Breaking up is tough enough
TheStar.com – opinion/editorials
Published On Tue Jul 26 2011.
Rarely does a song sum up a problem better than Neil Sedaka’s “Breaking Up Is Hard Do.” Divorce is as bad as it gets. And when it’s fought in court, it can get really ugly.
A couple pursuing a divorce before a judge may want a speedy and fair end to their marriage but what they are far more likely to get is years of emotional turmoil and financial ruin with their lawyers pocketing a good portion of the family assets. When children are caught in the middle it’s even worse.
That’s why Ontario’s new requirement that couples seeking a divorce attend an information session on the alternatives to litigation such as mediation is a good move. With four in 10 marriages expected to end in divorce, the more soon-to-be-ex-couples who can be encouraged to reduce the emotional and financial costs by avoiding an acrimonious battle in court, the better.

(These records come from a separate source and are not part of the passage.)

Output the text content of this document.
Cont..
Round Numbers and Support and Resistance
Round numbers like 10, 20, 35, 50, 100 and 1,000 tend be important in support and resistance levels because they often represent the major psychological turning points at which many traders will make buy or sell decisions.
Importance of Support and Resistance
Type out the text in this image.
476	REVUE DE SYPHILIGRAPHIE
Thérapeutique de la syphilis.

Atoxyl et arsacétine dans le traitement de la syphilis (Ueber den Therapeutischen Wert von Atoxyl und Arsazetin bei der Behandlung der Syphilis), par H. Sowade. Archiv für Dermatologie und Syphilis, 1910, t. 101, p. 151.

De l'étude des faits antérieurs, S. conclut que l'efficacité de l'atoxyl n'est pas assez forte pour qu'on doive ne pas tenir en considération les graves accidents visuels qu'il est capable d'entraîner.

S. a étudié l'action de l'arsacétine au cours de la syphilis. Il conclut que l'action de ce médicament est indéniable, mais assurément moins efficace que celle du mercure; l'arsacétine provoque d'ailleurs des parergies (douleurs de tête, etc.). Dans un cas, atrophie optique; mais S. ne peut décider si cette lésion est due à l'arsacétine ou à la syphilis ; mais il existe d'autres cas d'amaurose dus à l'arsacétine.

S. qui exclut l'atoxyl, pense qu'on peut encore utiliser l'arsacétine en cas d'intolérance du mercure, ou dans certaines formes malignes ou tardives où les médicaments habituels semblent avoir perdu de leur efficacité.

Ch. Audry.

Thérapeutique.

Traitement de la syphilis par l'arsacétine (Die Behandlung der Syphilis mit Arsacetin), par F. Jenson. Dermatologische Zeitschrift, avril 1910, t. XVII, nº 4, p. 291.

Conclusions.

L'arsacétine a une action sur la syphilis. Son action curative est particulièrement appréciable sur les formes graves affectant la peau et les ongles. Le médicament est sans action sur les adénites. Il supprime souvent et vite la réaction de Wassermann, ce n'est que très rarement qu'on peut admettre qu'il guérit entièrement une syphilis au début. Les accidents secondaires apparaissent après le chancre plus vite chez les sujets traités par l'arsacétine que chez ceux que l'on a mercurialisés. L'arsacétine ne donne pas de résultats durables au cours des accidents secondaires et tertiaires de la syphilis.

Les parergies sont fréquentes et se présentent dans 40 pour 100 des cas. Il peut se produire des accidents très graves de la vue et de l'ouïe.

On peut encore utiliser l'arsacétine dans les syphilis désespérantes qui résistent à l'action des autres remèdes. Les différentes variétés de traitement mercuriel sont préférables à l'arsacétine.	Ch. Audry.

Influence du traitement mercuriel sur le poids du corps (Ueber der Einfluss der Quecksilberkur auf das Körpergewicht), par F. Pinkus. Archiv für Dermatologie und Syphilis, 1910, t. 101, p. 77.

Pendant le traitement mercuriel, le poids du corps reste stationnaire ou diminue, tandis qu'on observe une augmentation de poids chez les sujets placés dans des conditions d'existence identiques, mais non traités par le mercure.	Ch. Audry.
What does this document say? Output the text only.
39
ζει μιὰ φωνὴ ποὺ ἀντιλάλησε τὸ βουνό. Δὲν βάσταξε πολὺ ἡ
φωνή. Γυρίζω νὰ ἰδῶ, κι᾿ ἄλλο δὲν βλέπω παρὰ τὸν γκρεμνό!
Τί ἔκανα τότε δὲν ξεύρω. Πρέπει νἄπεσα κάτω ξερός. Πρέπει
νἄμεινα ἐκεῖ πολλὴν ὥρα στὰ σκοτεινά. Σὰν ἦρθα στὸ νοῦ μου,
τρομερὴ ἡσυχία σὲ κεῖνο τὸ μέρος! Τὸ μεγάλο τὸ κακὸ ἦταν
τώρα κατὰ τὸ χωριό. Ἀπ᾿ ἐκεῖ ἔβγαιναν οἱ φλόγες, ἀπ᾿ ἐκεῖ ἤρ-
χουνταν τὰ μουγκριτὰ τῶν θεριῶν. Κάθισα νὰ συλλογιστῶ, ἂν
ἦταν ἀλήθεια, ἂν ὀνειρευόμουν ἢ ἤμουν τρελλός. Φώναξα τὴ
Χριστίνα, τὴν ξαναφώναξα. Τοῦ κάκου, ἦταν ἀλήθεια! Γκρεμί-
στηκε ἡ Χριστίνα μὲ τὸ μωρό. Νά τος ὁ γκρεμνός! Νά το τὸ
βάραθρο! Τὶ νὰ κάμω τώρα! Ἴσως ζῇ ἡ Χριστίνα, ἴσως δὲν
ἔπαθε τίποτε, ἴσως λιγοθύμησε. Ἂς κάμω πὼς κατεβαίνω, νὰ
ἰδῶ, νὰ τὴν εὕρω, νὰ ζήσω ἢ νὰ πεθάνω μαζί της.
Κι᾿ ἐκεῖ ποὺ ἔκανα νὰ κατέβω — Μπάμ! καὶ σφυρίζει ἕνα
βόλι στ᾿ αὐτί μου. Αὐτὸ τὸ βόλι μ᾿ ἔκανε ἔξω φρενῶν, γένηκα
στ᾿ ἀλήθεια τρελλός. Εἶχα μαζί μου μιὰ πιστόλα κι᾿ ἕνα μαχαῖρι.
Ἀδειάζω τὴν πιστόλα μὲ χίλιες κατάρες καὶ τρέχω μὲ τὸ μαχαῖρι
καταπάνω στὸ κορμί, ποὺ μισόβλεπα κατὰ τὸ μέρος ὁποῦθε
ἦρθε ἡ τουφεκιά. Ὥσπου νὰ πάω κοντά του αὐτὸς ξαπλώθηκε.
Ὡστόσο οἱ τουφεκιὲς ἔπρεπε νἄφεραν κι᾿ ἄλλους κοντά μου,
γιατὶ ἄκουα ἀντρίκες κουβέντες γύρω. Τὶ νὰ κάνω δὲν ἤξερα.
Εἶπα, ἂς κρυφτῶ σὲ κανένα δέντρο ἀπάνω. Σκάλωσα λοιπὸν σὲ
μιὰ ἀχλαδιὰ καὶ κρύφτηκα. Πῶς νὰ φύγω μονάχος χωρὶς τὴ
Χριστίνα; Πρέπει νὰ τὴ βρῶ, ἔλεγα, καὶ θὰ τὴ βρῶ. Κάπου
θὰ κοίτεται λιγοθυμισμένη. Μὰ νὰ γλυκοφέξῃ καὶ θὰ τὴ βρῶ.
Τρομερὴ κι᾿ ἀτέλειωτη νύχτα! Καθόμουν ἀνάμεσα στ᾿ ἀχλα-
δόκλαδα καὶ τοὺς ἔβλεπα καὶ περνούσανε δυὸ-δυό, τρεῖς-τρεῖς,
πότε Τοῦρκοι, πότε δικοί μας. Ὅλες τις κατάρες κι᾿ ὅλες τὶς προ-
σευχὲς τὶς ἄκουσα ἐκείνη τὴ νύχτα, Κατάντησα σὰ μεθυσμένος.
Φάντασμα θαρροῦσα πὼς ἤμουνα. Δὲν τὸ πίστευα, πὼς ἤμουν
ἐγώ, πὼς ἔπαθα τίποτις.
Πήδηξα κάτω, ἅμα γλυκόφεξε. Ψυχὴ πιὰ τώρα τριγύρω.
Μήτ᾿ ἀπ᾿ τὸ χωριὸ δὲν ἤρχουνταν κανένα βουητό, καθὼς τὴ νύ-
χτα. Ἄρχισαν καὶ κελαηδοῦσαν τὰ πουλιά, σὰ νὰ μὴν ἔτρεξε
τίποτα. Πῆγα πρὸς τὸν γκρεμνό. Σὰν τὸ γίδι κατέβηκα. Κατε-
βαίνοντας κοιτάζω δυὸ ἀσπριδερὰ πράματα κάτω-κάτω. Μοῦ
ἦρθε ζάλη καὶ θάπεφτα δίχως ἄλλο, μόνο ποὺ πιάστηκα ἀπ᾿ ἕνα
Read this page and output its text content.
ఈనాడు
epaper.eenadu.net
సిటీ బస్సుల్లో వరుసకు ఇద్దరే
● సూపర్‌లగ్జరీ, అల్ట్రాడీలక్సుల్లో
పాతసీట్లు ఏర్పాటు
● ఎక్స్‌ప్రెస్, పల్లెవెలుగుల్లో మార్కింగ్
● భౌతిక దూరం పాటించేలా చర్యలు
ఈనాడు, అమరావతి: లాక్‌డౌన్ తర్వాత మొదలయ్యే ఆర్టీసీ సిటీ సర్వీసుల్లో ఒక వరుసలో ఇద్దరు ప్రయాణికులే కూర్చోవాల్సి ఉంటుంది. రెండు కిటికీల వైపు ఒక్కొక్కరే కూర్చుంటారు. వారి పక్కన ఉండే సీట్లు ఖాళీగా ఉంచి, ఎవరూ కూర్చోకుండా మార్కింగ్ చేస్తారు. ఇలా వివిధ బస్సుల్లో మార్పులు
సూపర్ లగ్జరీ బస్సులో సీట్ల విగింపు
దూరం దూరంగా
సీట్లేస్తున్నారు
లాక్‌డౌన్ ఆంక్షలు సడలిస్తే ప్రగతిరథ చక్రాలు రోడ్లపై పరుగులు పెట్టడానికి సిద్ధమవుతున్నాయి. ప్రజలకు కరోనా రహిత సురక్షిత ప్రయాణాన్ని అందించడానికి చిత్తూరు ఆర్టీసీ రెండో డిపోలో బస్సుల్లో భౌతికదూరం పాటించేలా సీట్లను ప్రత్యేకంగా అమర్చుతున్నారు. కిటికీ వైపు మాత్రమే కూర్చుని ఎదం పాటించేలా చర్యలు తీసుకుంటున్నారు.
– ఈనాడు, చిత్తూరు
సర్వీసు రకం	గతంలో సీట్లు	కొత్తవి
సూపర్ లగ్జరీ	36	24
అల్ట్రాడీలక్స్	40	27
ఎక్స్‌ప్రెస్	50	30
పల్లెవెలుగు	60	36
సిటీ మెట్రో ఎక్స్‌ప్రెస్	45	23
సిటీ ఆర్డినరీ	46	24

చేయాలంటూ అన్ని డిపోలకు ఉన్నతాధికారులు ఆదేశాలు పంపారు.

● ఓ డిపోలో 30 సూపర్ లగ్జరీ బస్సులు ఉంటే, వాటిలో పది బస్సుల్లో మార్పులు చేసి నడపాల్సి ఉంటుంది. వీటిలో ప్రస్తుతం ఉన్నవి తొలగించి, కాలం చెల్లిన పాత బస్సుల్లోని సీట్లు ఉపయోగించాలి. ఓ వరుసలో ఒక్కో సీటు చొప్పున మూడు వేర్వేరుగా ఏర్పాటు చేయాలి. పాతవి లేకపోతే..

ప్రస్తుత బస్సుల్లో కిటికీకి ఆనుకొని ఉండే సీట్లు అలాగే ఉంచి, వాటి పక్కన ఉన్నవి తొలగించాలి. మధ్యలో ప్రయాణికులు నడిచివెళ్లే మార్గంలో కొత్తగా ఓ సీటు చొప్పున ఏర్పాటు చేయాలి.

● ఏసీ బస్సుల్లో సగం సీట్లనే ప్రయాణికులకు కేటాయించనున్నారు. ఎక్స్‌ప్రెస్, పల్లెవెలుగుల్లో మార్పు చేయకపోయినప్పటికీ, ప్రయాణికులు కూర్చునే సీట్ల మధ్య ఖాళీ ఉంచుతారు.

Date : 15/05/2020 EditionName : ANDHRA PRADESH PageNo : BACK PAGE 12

Mediation won’t work for everyone, of course. Some couples just want to fight. And mediation isn’t appropriate in cases of abuse. But for the vast majority, these sessions will offer a brief cooling-off period and serve as a timely reminder that going to court is not the only option — indeed, is probably not the best one.
One provincial court judge was so concerned about the effect of courtroom confrontation and delay on children that he recently published a book detailing the “bitter realities” of family court. “There’s no winning in family court — there are only degrees of losing,” cautioned Ontario Justice Harvey Brownstone.
Saving more people from going through that painful experience and reducing the backlog in our courts from too many cases before too few judges are the two outcomes Attorney General Chris Bentley hopes to achieve through the information sessions on court alternatives, which became mandatory last week.
To be sure, nudging more people toward mediation instead of litigation is not a fix for all that ails our family courts. It is one measure in a series of useful family law reforms begun by Bentley in 2008 that are being implemented.
We still need more unified family courts. It is beyond ridiculous that in most jurisdictions in Ontario a couple must deal with divorce and property matters in one courtroom before a federal judge, then deal with spousal support and child custody matters in another courtroom before a provincial judge. Fixing this problem, however, requires Ottawa’s cooperation.
Until that happens, Ontario has rightly decided to do what it can to encourage divorcing couples to opt for a cheaper, faster and less confrontational means to end their marriage and settle child custody. Breaking up is hard enough. There’s no need to make it worse.